Just how pleased should we be that George Osborne has persuaded his Swiss counterparts that they should pay some compensation for the fact that billions of pounds of British tax dodgers' money is currently parked in secret bank accounts in their country?
Well, about as pleased as we would be if someone had robbed a British bank, fled to Switzerland and then got away with it, scot-free, apart from the inconvenience of the local authorities casually handing back some of the proceeds.
It is fairly easy to understand the pragmatism of this deal, which will see Switzerland pay the UK around £380m upfront, in lieu of unpaid tax, by British account holders in the country, with the promise of more to come.
It is, however, a thoroughly unhappy compromise. For one thing, it is deeply unfair on law-abiding British taxpayers who hand over every penny of tax they owe and would not dream of trying to hide their wealth.
That we are giving up on trying to identify those who break the law simply because we're getting something back from them via the Swiss - but certainly not everything they owe - is a betrayal of the honest taxpayers and an increased incentive for more people to evade paying tax by following their lead.
And for another thing, the deal is unfair on Britain's banks (an industry the Treasury is usually quick to defend).
We have now accepted that Switzerland's financial sector has an unfair advantage over our deposit takers because British customers are getting away with paying less tax there on their money than here. It's a reward for colluding with criminality.
Then there are the people who have already had the courtesy to come forward under HM Revenue & Customs' previous offers of lenient treatment.
It turns out that the treatment would have been even more lenient if only they had not been so honest.
Finally, we should worry about the precedent we are setting with this deal.

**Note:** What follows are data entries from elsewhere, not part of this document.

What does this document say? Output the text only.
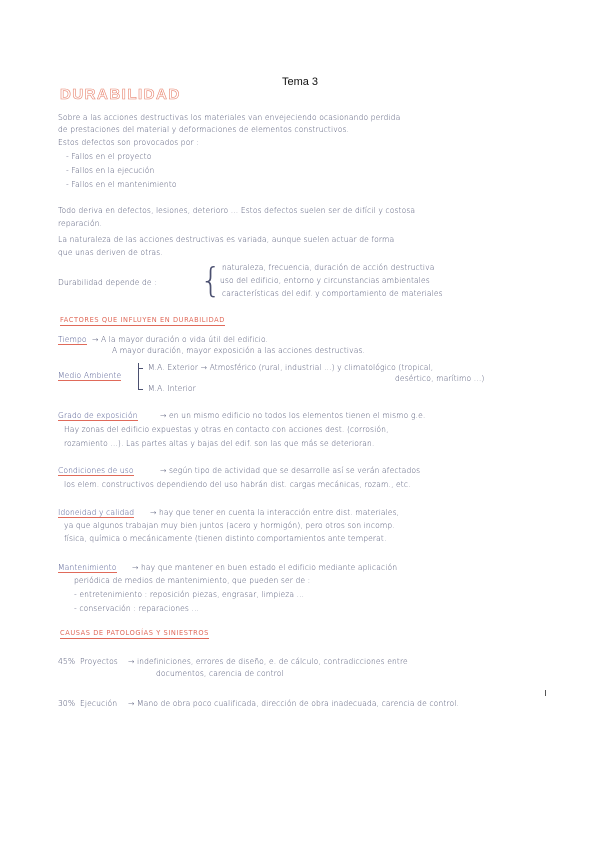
Tema 3
DURABILIDAD
Sobre a las acciones destructivas los materiales van envejeciendo ocasionando perdida
de prestaciones del material y deformaciones de elementos constructivos.
Estos defectos son provocados por :
- Fallos en el proyecto
- Fallos en la ejecución
- Fallos en el mantenimiento
Todo deriva en defectos, lesiones, deterioro ... Estos defectos suelen ser de difícil y costosa
reparación.
La naturaleza de las acciones destructivas es variada, aunque suelen actuar de forma
que unas deriven de otras.
Durabilidad depende de : { naturaleza, frecuencia, duración de acción destructiva
uso del edificio, entorno y circunstancias ambientales
características del edif. y comportamiento de materiales
FACTORES QUE INFLUYEN EN DURABILIDAD
Tiempo → A la mayor duración o vida útil del edificio.
A mayor duración, mayor exposición a las acciones destructivas.
Medio Ambiente
M.A. Exterior → Atmosférico (rural, industrial ...) y climatológico (tropical,
desértico, marítimo ...)
M.A. Interior
Grado de exposición	→ en un mismo edificio no todos los elementos tienen el mismo g.e.
Hay zonas del edificio expuestas y otras en contacto con acciones dest. (corrosión,
rozamiento ...). Las partes altas y bajas del edif. son las que más se deterioran.
Condiciones de uso	→ según tipo de actividad que se desarrolle así se verán afectados
los elem. constructivos dependiendo del uso habrán dist. cargas mecánicas, rozam., etc.
Idoneidad y calidad → hay que tener en cuenta la interacción entre dist. materiales,
ya que algunos trabajan muy bien juntos (acero y hormigón), pero otros son incomp.
física, química o mecánicamente (tienen distinto comportamientos ante temperat.
Mantenimiento → hay que mantener en buen estado el edificio mediante aplicación
periódica de medios de mantenimiento, que pueden ser de :
- entretenimiento : reposición piezas, engrasar, limpieza ...
- conservación : reparaciones ...
CAUSAS DE PATOLOGÍAS Y SINIESTROS
45% Proyectos → indefiniciones, errores de diseño, e. de cálculo, contradicciones entre
documentos, carencia de control
30% Ejecución → Mano de obra poco cualificada, dirección de obra inadecuada, carencia de control.
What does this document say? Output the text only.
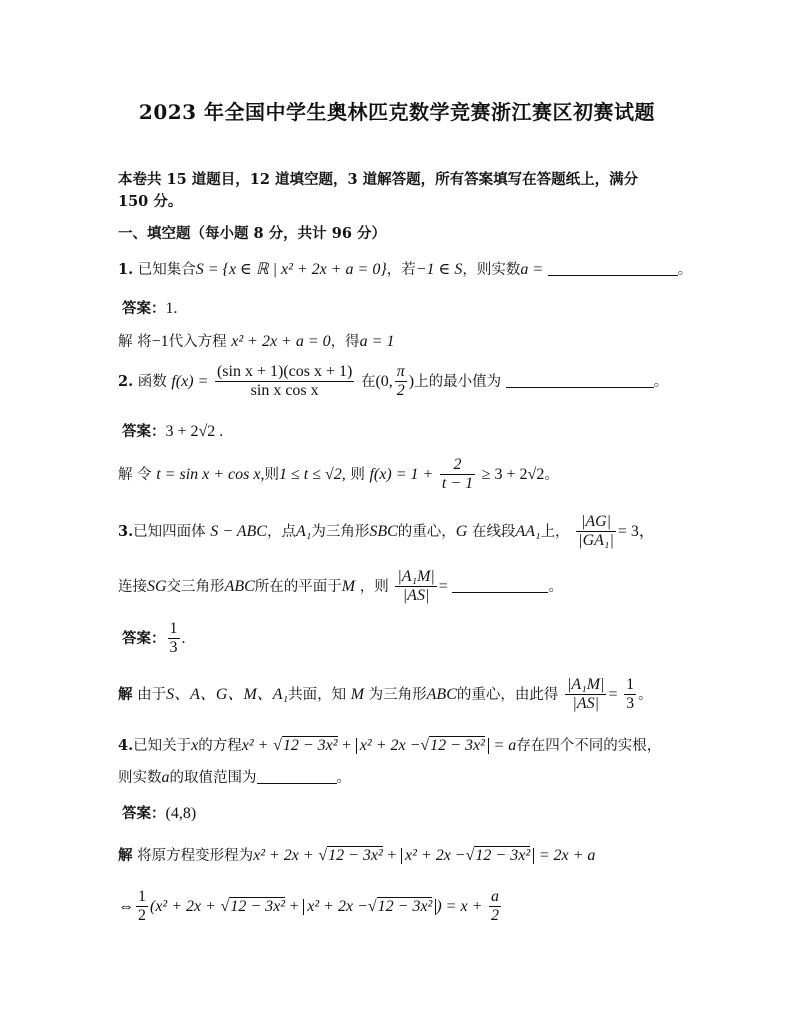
2023 年全国中学生奥林匹克数学竞赛浙江赛区初赛试题
本卷共 15 道题目，12 道填空题，3 道解答题，所有答案填写在答题纸上，满分
150 分。
一、填空题（每小题 8 分，共计 96 分）
1. 已知集合S = {x ∈ ℝ | x² + 2x + a = 0}，若−1 ∈ S，则实数a =	。
答案：1.
解 将−1代入方程 x² + 2x + a = 0，得a = 1
2. 函数 $f(x) = \frac{\text{(sin x + 1)(cos x + 1)}}{\text{sin x cos x}}$ 在(0, $\frac{\pi}{2}$ )上的最小值为	。
答案：3 + 2√2 .
解 令 t = sin x + cos x,则1 ≤ t ≤ √2, 则 $f(x) = 1 + \frac{2}{t - 1} \ge 3 + 2√2$。
3.已知四面体 S − ABC，点A₁为三角形SBC的重心，G 在线段AA₁上， $\frac{|AG|}{\text{|GA₁|}} = 3$，
连接SG交三角形ABC所在的平面于M ，则 $\frac{\text{|A₁M|}}{|AS|}$ =	。
答案： $\frac{1}{3}$ .
解 由于S、A、G、M、A₁共面，知 M 为三角形ABC的重心，由此得 $\frac{\text{|A₁M|}}{|AS|} = \frac{1}{3}$ 。
4.已知关于x的方程x² + √12 − 3x² + x² + 2x −√12 − 3x² = a存在四个不同的实根，
则实数a的取值范围为	。
答案：(4,8)
解 将原方程变形程为x² + 2x + √12 − 3x² + x² + 2x −√12 − 3x² = 2x + a
⇔ $\frac{1}{2} (x^2 + 2x + √12 - 3x^2 + x^2 + 2x -√12 - 3x^2$ ) = $x + \frac{a}{2}$
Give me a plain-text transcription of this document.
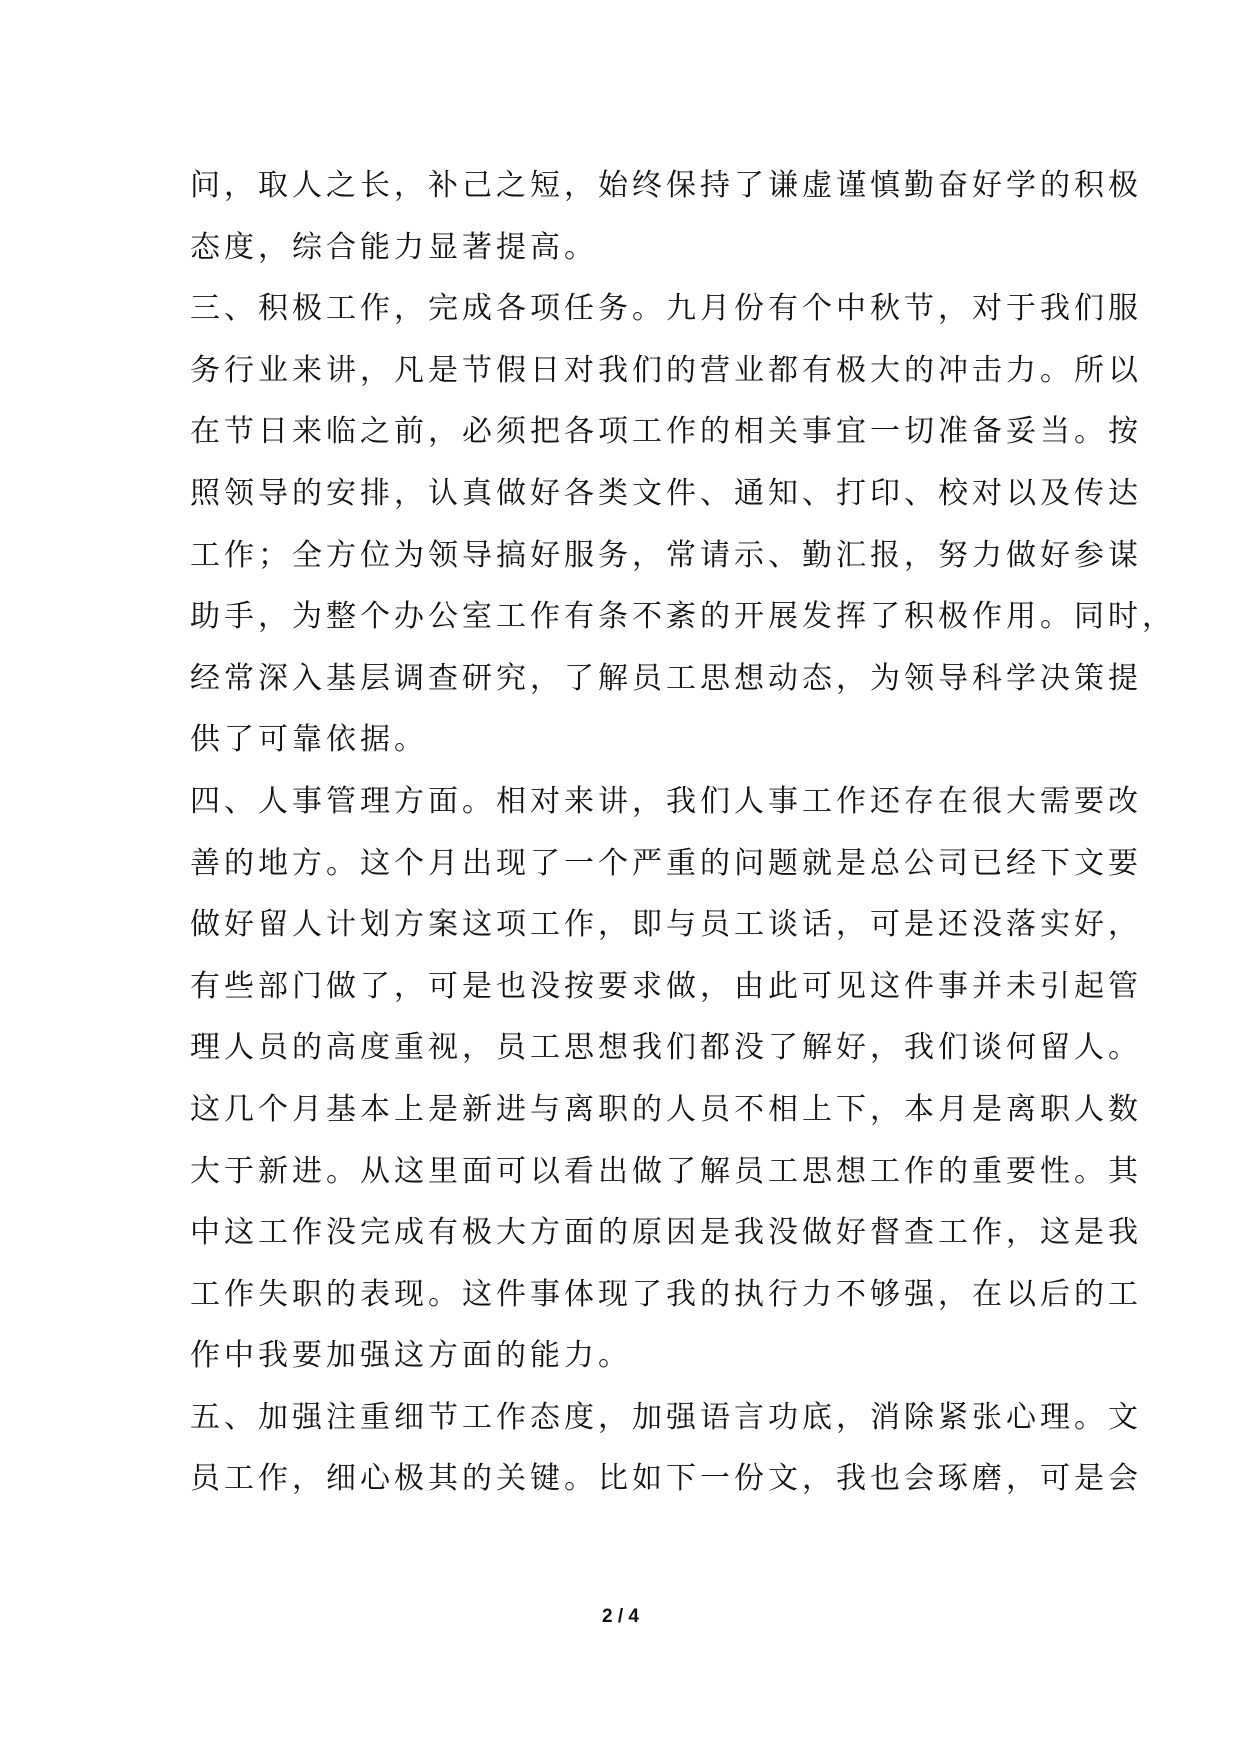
问，取人之长，补己之短，始终保持了谦虚谨慎勤奋好学的积极
态度，综合能力显著提高。
三、积极工作，完成各项任务。九月份有个中秋节，对于我们服
务行业来讲，凡是节假日对我们的营业都有极大的冲击力。所以
在节日来临之前，必须把各项工作的相关事宜一切准备妥当。按
照领导的安排，认真做好各类文件、通知、打印、校对以及传达
工作；全方位为领导搞好服务，常请示、勤汇报，努力做好参谋
助手，为整个办公室工作有条不紊的开展发挥了积极作用。同时，
经常深入基层调查研究，了解员工思想动态，为领导科学决策提
供了可靠依据。
四、人事管理方面。相对来讲，我们人事工作还存在很大需要改
善的地方。这个月出现了一个严重的问题就是总公司已经下文要
做好留人计划方案这项工作，即与员工谈话，可是还没落实好，
有些部门做了，可是也没按要求做，由此可见这件事并未引起管
理人员的高度重视，员工思想我们都没了解好，我们谈何留人。
这几个月基本上是新进与离职的人员不相上下，本月是离职人数
大于新进。从这里面可以看出做了解员工思想工作的重要性。其
中这工作没完成有极大方面的原因是我没做好督查工作，这是我
工作失职的表现。这件事体现了我的执行力不够强，在以后的工
作中我要加强这方面的能力。
五、加强注重细节工作态度，加强语言功底，消除紧张心理。文
员工作，细心极其的关键。比如下一份文，我也会琢磨，可是会
2 / 4
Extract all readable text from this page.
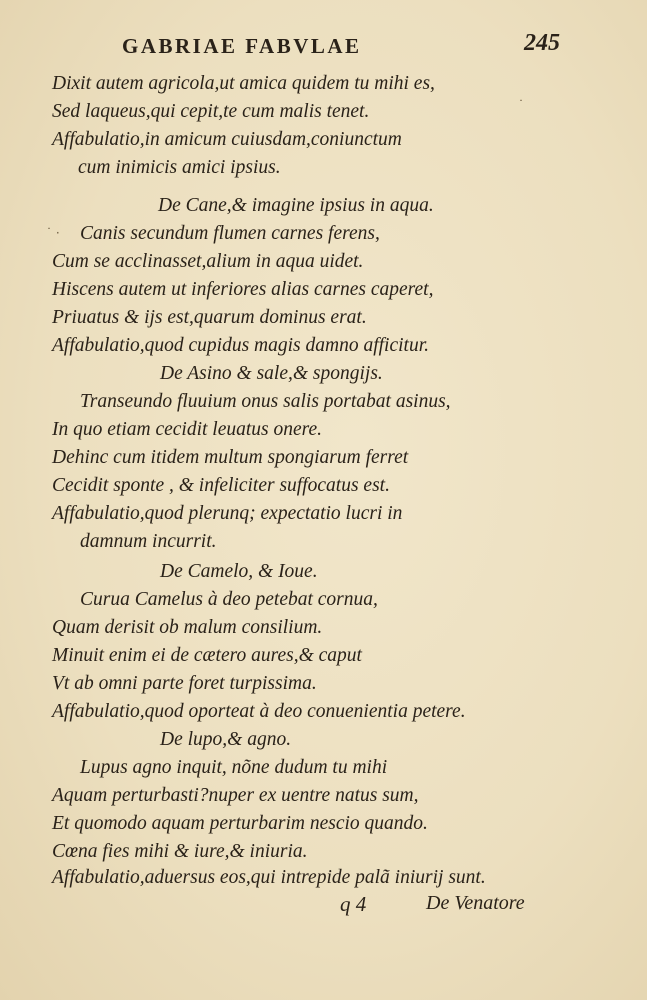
GABRIAE FABVLAE	245
Dixit autem agricola,ut amica quidem tu mihi es,
Sed laqueus,qui cepit,te cum malis tenet.
Affabulatio,in amicum cuiusdam,coniunctum
cum inimicis amici ipsius.
De Cane,& imagine ipsius in aqua.
Canis secundum flumen carnes ferens,
Cum se acclinasset,alium in aqua uidet.
Hiscens autem ut inferiores alias carnes caperet,
Priuatus & ijs est,quarum dominus erat.
Affabulatio,quod cupidus magis damno afficitur.
De Asino & sale,& spongijs.
Transeundo fluuium onus salis portabat asinus,
In quo etiam cecidit leuatus onere.
Dehinc cum itidem multum spongiarum ferret
Cecidit sponte , & infeliciter suffocatus est.
Affabulatio,quod plerunq; expectatio lucri in
damnum incurrit.
De Camelo, & Ioue.
Curua Camelus à deo petebat cornua,
Quam derisit ob malum consilium.
Minuit enim ei de cætero aures,& caput
Vt ab omni parte foret turpissima.
Affabulatio,quod oporteat à deo conuenientia petere.
De lupo,& agno.
Lupus agno inquit, nõne dudum tu mihi
Aquam perturbasti?nuper ex uentre natus sum,
Et quomodo aquam perturbarim nescio quando.
Cœna fies mihi & iure,& iniuria.
Affabulatio,aduersus eos,qui intrepide palã iniurij sunt.
q 4	De Venatore
˙
˙ ·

Christian Aid, for one, thinks the arrangement will make it far tougher for less wealthy and politically influential nations to chase their own tax-evading citizens - and thus the recoup the revenues they need even more desperately than we need ours.
Switzerland does not have an automatic right to banking secrecy that it is entitled to protect at all costs.
This behaviour is not acceptable from a country that claims to be a good international citizen. Nor do other countries accept that the UK's pragmatism is the only way to get results.
The US authorities, for example, have chosen to take on Switzerland's banks one by one and they have won much greater levels of disclosure from them.
We should do the same, rather than letting tax evaders get away with it.